Tell me… What is your favorite spring veg?
- 2/3 cup quinoa, rinsed and drained
- 1 cup water
- 1 Tbsp olive oil
- 1 medium zucchini, thinly sliced (about 1 cup)
- 20 to 24 thin asparagus, cut into 1/2-inch segments (about 1 cup)
- 1 clove garlic, thinly sliced
- 1/2 cup packed fresh mint leaves, chopped, plus more for garnish
- 1/4 to 1/2 cup finely minced chives, plus more for garnish
- 1/4 cup roasted pistachios, coarsely chopped, plus more for garnish
- Zest and juice (about 3 tablespoons) of 1 large lemon
- Add quinoa, water and a pinch of salt to a saucepan and bring to a boil. Reduce heat and simmer, covered, for 12 minutes. Remove from the heat and let stand, covered, for 5 minutes before fluffing with a fork.

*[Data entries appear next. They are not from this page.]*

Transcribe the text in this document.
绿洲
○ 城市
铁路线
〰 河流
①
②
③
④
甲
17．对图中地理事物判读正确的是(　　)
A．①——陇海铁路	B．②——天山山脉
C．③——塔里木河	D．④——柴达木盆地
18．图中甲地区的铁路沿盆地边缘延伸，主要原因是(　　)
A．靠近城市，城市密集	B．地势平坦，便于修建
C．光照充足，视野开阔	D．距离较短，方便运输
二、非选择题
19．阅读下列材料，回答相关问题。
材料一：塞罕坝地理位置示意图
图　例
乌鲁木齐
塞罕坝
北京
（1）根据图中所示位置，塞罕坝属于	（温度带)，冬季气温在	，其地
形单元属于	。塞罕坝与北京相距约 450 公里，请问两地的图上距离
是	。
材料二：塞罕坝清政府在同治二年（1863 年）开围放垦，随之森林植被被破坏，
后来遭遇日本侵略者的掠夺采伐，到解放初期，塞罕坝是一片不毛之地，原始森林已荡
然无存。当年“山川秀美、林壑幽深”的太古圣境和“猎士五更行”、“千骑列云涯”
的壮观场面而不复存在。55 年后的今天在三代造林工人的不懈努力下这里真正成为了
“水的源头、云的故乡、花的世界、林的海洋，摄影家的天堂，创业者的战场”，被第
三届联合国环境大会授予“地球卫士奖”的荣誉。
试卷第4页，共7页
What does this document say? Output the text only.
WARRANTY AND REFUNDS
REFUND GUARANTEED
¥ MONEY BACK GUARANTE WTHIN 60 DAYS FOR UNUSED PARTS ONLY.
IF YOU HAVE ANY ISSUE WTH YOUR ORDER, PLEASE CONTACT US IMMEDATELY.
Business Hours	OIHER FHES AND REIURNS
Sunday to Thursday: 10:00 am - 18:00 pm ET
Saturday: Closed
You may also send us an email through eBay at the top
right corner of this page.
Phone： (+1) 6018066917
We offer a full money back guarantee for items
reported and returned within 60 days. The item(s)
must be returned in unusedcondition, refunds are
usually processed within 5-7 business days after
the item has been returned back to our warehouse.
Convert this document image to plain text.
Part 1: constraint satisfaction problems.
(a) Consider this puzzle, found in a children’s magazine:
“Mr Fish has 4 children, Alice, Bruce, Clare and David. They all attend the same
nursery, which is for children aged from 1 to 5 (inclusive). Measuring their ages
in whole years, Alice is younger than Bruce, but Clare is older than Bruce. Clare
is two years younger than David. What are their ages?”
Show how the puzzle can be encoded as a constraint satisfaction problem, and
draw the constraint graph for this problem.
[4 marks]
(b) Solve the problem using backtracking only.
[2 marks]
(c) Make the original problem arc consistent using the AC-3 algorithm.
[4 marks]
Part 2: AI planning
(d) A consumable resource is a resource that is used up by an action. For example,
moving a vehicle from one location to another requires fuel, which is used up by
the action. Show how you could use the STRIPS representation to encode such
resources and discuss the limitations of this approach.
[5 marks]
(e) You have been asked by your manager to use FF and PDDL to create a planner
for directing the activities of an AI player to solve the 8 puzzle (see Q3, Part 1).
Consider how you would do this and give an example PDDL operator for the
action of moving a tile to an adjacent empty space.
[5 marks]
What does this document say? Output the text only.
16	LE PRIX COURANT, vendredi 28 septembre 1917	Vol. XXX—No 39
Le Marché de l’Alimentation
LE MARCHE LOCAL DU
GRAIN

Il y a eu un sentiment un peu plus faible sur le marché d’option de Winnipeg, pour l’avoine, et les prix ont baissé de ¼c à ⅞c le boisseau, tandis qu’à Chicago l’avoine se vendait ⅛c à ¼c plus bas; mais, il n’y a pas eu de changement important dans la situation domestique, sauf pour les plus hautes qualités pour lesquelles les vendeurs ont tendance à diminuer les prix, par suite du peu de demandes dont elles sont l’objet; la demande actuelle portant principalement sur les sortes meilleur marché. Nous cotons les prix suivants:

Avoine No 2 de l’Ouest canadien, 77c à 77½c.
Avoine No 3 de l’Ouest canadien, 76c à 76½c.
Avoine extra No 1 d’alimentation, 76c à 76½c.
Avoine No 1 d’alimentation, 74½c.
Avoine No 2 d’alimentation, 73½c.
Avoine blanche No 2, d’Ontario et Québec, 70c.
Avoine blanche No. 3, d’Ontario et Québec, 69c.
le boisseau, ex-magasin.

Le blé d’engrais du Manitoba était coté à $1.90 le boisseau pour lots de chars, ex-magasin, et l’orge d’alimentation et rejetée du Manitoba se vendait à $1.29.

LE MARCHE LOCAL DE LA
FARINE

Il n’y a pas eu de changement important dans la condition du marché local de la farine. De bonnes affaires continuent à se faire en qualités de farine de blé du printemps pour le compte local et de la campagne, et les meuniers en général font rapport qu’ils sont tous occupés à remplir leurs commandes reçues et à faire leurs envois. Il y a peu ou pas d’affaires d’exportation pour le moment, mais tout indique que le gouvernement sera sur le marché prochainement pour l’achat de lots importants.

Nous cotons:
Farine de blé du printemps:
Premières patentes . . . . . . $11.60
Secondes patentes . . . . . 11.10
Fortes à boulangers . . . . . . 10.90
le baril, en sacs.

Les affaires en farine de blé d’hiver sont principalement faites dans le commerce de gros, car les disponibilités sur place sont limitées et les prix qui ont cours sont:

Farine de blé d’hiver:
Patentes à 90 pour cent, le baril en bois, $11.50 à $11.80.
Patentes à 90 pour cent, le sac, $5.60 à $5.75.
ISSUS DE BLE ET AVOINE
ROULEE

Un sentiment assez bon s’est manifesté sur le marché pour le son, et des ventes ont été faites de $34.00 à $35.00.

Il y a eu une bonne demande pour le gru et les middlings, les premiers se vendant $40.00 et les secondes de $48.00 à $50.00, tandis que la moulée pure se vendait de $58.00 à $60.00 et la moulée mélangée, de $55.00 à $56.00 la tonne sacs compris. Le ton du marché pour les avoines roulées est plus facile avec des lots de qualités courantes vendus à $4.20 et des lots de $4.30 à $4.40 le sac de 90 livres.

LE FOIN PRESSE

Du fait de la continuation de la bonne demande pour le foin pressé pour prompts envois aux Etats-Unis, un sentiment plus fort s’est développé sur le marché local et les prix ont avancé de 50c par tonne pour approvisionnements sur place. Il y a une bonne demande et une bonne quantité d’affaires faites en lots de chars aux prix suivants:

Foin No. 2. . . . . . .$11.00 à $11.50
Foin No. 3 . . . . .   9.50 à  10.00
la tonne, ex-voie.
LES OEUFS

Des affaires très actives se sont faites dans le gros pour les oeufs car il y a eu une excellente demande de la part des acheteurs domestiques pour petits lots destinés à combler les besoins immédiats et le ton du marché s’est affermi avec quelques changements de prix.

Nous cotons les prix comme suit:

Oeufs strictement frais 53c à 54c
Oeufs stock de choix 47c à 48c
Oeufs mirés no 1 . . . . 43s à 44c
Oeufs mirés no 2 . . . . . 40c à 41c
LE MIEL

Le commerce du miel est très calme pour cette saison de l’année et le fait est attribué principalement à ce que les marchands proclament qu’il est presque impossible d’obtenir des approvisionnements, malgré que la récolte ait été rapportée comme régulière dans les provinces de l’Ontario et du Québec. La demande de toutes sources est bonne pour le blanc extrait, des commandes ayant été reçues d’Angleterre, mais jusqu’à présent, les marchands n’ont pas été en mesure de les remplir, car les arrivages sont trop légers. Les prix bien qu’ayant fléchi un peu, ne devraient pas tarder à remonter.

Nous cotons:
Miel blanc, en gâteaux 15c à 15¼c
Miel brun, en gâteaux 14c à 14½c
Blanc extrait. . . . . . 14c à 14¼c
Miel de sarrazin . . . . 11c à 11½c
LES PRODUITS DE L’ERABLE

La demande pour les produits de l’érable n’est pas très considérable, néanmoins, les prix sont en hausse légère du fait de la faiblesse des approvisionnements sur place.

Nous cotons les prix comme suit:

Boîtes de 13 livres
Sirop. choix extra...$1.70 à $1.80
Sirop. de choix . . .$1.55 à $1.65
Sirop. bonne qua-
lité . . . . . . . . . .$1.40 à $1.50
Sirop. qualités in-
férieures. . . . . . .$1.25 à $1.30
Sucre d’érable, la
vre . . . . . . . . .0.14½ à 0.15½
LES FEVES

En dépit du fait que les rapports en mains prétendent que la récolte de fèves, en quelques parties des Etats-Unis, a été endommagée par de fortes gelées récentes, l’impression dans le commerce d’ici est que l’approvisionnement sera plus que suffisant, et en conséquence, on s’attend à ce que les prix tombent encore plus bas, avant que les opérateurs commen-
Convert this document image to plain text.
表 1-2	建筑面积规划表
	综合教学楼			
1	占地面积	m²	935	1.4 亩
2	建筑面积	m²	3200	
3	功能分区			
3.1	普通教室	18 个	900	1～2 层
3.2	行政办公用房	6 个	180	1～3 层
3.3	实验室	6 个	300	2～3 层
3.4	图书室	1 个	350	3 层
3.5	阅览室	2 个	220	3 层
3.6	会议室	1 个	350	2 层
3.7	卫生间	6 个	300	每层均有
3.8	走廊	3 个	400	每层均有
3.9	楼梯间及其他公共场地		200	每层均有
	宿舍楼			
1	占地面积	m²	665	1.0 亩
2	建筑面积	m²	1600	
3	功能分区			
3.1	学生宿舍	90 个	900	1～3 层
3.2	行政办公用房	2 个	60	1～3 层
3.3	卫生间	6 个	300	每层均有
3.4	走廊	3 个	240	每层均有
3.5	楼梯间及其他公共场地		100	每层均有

- Meanwhile, heat the oil in a large skillet over medium-high. Add zucchini and asparagus; cook, stirring occasionally, until tender and golden, 5 to 7 minutes. Add the garlic and cook just until fragrant, about 30 to 60 seconds. Season lightly with salt and pepper, then remove from the heat. Stir in the quinoa, mint, chives, pistachios, lemon juice and zest. Taste, and adjust seasonings as needed.
- Transfer the quinoa to a serving platter or portion out among 4 plates. Sprinkle with reserved pistachios, mint and chives. If desired, drizzle lightly with a bit of good extra virgin olive oil. Serve hot or at room temperature.
+ Substitute quinoa with other GF grains like brown, wild or black rice, buckwheat or millet; or non-GF grains like bulgur, barley, couscous, farro or wheat berries.
+ Instead of chives use 1/2 cup thinly sliced scallions or 1/4 cup thinly sliced shallots.
+ Vary the vinaigrette and try avocado or flax oil, tamari or fish sauce, rice vinegar or aged balsamic, etc.
+ Bump up the flavors with fresh grated ginger, turmeric, dried or fresh chillies (or chilli paste), and any and all herbs that look good!
+ If you want more protein, add a poached egg, shredded or sliced cooked chicken or turkey, sauteed cubes of tofu or tempeh, beans or lentils, or a few crumbles or grates of your favorite cheese.
Recipe adapted from Martha Stewart Living.